Nationalistische Rhetorik, Abbau des Asylrechts, Verschärfung des repressiven Lagersystems, Abschiebungen. Diese Zustände schaffen damals  wie heute ein Klima, in dem sich Neonazis als  „Vollstrecker des Volkswillens“ zu Gewalt bis hin zu Morden legitimiert sehen. Diese Zustände waren es, in denen der NSU sich sozialisiert hat. Diesen Zuständen gilt es deshalb ebenso  unversöhnlich entgegenzutreten wie den Neonazis, die sie auf die Spitze treiben.
Rassistische Gewalt gegen Geflüchtete und  Migrant*innen darf nicht unbeantwortet bleiben, der Rassismus in Behörden und Gesellschaft nicht unkommentiert.

Wir fordern unmissverständlich: Kein  Schlussstrich – den NSU-Komplex aufklären und auflösen!

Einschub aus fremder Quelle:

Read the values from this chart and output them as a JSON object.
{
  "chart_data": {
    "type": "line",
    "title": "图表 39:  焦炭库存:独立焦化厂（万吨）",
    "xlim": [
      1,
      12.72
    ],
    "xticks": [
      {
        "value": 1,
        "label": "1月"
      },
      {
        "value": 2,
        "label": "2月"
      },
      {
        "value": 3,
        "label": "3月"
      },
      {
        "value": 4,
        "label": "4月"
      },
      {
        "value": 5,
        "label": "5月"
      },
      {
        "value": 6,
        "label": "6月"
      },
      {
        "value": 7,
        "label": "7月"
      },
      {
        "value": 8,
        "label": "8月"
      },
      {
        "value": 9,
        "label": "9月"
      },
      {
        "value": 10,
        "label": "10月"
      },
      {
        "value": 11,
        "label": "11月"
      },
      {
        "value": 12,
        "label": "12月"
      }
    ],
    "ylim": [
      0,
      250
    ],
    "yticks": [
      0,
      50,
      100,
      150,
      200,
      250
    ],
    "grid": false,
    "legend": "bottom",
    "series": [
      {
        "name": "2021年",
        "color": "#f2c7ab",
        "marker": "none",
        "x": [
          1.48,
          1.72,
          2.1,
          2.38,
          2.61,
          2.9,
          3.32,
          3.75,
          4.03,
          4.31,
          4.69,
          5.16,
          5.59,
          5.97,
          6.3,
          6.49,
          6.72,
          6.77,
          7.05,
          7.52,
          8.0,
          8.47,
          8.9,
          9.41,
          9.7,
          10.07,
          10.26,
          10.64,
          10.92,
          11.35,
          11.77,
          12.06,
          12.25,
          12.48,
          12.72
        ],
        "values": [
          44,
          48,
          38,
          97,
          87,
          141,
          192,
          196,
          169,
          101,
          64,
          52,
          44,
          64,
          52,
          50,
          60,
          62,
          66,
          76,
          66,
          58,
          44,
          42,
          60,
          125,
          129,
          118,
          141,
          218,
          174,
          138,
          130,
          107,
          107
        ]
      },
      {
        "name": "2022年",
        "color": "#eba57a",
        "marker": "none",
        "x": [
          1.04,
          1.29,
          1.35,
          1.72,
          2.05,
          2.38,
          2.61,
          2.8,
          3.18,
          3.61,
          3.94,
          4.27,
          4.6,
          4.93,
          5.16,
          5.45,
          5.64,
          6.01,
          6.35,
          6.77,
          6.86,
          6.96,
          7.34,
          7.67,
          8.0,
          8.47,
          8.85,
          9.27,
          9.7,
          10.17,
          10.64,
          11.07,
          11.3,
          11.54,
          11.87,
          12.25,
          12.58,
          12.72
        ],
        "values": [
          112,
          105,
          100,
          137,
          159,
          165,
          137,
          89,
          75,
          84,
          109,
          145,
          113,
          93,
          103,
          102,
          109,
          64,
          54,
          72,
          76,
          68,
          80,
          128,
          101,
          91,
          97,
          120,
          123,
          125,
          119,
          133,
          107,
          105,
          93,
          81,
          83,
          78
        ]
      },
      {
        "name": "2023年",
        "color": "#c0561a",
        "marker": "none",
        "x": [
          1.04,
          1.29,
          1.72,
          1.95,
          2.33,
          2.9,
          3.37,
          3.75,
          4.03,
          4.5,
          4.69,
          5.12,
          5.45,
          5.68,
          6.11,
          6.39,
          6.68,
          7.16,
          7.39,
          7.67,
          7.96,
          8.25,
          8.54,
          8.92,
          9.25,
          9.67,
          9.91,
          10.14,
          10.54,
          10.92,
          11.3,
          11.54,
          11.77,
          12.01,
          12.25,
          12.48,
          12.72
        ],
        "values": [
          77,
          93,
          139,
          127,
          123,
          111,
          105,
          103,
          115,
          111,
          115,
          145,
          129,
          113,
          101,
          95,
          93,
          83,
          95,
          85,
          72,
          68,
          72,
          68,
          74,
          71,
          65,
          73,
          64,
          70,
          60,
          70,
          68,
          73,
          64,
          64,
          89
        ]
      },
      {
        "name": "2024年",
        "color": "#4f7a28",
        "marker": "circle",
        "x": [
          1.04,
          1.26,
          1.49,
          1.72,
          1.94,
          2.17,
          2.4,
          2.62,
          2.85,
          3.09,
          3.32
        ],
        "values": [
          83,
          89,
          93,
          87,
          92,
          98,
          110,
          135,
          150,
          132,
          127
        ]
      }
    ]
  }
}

Wir fordern die Berücksichtigung der Perspektiven  der Angehörigen und Überlebenden  bei der Aufklärung und beim Gedenken an die  Opfer, die Umbenennung der Holländischen  Straße in Kassel in Halit-Straße sowie die  Einsetzung einer internationalen Untersuchungskommission.

Wir fordern die Auflösung der Verfassungsschutzbehörden und die Abschaffung des V-Personen-Systems!
Unsere Solidarität gilt den Opfern der rassistischen Mordserie, den Überlebenden der Anschläge und allen Menschen, die von rechtem Terror und Rassismus bedroht und betroffen sind.